Certainly, it’s easier to maintain one platform across the board, but it isn’t always feasible to do so. And even if you can do it, the effort takes time, careful planning, and gradual rollout. There’s also training needs and other considerations to take into account, such as retaining the right information from the outgoing system to maintain your compliance requirements.

Adjust Compliance Scope As Needed

During the process, you may need to retract or expand the scope of your existing compliance controls to accommodate the target hotel’s unique compliance needs and the increase in compliance footprint. During that evaluation, be sure that you have all of your assets and artifacts up to date. This will require going through the full suite of controls and confirming that you have everything in place.

As you adjust the scope of compliance, you may need to increase or decrease the solutions that you leverage to support your overall compliance program — for example: 

• Updating the scope for external and internal vulnerability scans
• Updating the scope for penetration testing
• Inventorying the assets to include in patching
• Maintaining awareness of patches that are available

Best Practices to Avoid Unpleasant Surprises in Compliance 

Here’s a quick summary of the best practices I’ve just explored. Refer to these steps as you progress through your hotel organization’s M&A due diligence process.

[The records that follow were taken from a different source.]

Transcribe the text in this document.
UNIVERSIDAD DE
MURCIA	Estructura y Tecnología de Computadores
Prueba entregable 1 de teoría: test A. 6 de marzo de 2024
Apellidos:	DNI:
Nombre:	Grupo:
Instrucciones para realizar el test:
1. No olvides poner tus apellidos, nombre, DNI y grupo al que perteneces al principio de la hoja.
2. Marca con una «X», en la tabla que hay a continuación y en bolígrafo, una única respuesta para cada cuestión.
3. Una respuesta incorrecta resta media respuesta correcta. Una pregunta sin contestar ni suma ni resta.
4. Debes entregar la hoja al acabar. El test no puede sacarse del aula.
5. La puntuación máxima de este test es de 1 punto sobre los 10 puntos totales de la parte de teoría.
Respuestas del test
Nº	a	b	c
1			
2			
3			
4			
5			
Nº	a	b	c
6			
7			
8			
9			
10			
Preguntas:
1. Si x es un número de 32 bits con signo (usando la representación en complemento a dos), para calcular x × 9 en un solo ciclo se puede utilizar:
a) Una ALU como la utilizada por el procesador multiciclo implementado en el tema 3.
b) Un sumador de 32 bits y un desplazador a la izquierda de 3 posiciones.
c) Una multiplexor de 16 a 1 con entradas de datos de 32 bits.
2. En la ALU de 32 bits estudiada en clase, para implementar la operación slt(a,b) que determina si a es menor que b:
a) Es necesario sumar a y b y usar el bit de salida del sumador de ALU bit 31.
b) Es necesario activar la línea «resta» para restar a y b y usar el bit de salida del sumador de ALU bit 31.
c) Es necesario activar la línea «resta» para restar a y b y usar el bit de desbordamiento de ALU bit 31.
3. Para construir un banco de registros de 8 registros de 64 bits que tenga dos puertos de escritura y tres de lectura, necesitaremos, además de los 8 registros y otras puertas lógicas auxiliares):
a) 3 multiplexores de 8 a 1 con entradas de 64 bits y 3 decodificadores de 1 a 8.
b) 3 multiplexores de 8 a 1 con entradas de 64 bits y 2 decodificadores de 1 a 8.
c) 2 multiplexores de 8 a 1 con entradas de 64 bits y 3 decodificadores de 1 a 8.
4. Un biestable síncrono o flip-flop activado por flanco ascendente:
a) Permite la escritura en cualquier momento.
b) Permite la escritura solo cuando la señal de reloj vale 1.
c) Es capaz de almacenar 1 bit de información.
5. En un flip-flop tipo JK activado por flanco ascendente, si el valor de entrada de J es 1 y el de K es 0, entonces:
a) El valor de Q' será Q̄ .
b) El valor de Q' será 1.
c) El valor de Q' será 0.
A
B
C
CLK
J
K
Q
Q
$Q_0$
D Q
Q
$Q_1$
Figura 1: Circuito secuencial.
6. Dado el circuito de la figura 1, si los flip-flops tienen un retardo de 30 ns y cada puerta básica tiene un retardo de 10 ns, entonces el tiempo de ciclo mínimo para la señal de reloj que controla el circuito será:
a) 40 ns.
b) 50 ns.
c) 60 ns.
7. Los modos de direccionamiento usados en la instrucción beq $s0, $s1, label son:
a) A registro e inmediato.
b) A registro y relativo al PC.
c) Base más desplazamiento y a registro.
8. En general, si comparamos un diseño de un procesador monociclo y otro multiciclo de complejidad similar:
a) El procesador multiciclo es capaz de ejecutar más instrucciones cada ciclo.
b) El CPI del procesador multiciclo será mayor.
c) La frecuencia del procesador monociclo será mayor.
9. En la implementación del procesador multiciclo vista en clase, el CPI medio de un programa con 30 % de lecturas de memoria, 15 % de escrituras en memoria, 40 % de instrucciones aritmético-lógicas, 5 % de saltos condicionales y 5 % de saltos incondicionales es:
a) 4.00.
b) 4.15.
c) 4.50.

• Engage a Seasoned Compliance Expert. Ensure a third-party expert with deep compliance experience is involved in due diligence, not just finance and legal experts.
• Evaluate Compliance Investment. Review expenses related to the compliance program, and gather a vendor listing for a sanity check of program quality.
• Validate Documentation Thoroughly. Don’t accept compliance certifications or documentation at face value — request evidence and dig deeper into how controls are actually managed day-to-day.
• Review Technology & Support Status. Audit all hardware and software for support status (end of life) and compliance with current requirements.
• Request Inventory & Diagrams. Review current inventories, network diagram, dataflow diagram, firewall rules, and patching sources for full transparency.
• Assess Organizational Knowledge. Retain or absorb personnel who hold crucial systems knowledge to avoid gaps post-acquisition.
• Scope Your Compliance Controls. Update vulnerability scan targets, pen testing scopes, and patching policies to ensure appropriate asset coverage.
• Plan for Integration vs. Standardization. Make a conscious, strategic decision about whether to migrate systems or maintain hybrid support. Factor in transitional risk and training needs.
• Anticipate Hidden Costs. Budget for “invisible” risks like immediate infrastructure upgrades, expired support, and recertification efforts that may not have been visible in the earlier M&A plans.

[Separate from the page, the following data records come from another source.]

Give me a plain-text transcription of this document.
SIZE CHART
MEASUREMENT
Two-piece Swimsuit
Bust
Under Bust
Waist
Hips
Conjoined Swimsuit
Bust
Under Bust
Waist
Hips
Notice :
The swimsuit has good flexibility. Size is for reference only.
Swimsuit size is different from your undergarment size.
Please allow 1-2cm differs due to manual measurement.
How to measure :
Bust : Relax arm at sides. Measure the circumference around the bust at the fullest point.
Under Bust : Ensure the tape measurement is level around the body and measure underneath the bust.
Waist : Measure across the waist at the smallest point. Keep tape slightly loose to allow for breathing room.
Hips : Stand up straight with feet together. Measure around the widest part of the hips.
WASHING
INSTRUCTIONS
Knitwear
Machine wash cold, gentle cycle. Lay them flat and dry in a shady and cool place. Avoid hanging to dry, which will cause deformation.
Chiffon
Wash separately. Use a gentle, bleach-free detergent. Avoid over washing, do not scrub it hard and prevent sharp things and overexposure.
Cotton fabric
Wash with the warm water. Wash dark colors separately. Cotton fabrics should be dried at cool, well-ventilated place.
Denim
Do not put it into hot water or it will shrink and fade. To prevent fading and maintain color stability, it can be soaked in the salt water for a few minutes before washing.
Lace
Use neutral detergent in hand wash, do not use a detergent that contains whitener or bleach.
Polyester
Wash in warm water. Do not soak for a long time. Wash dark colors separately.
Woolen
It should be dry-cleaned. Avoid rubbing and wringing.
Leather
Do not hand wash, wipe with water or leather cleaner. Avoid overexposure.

Managing Compliance in High Turnover Industries

What If You Spot Major Red Flags?

If you’re doing quality due diligence, you may discover some compliance issues that the acquired property hasn’t disclosed. It wouldn’t be unheard of to find one of the following scenarios:

• The target company doesn’t have any third-party assessment.
• They don’t put themselves up against a compliance standard.
• They’ve done their own assessments internally.
• They don’t have recent security testing
• Open or troubling findings on security testing or risk assessment

Should you back out of the deal? Not necessarily, but you should certainly get an objective third party to do a very thorough review before you move forward with an acquisition. Evaluate whether or not the target acquisition company should cover the costs of the review, since they’ll be better off for it whether you acquire them or not.

If you get a bad vibe from the third party review or something in the report just doesn’t feel right — even if you can’t place your finger on the reason — start digging deeper. Ask more questions and follow the trails. Always trust your gut.

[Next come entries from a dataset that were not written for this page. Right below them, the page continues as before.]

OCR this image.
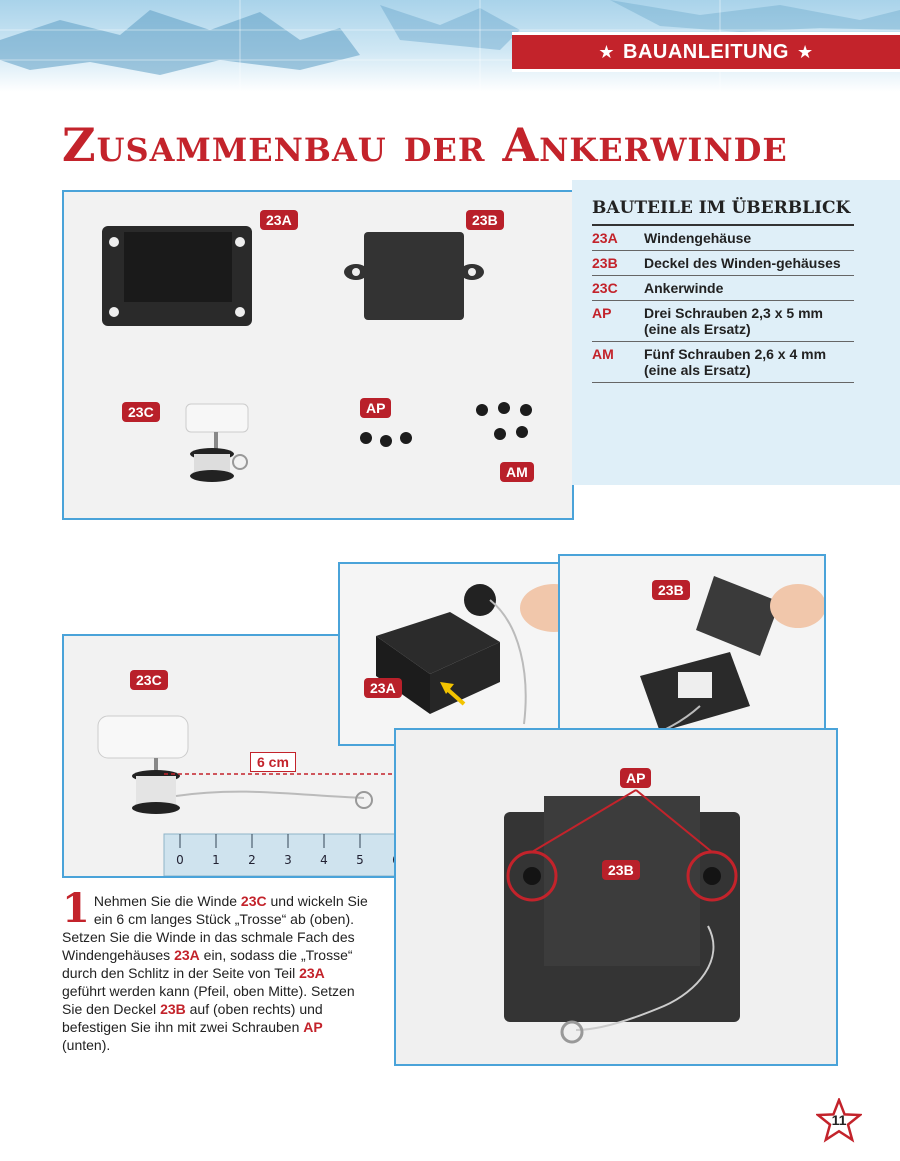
★ BAUANLEITUNG ★
Zusammenbau der Ankerwinde
23A	23B
23C	AP
AM
BAUTEILE IM ÜBERBLICK
23A	Windengehäuse
23B	Deckel des Winden-gehäuses
23C	Ankerwinde
AP	Drei Schrauben 2,3 x 5 mm (eine als Ersatz)
AM	Fünf Schrauben 2,6 x 4 mm (eine als Ersatz)
0 1 2 3 4 5
23C
6 cm
23A
23B
AP
23B
1 Nehmen Sie die Winde 23C und wickeln Sie ein 6 cm langes Stück „Trosse“ ab (oben). Setzen Sie die Winde in das schmale Fach des Windengehäuses 23A ein, sodass die „Trosse“ durch den Schlitz in der Seite von Teil 23A geführt werden kann (Pfeil, oben Mitte). Setzen Sie den Deckel 23B auf (oben rechts) und befestigen Sie ihn mit zwei Schrauben AP (unten).
11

Compliance Due Diligence Could Save Your A$$

If you’re in a compliance, audit, or security role that supports M&A activities, insist on direct involvement in discovery and evaluation. Ensure that you’re using resources that have a great depth and breadth of compliance experience to bring to the table. Proactive due diligence may not only save the ROI on the deal, it could save your organization many months of costly surprises.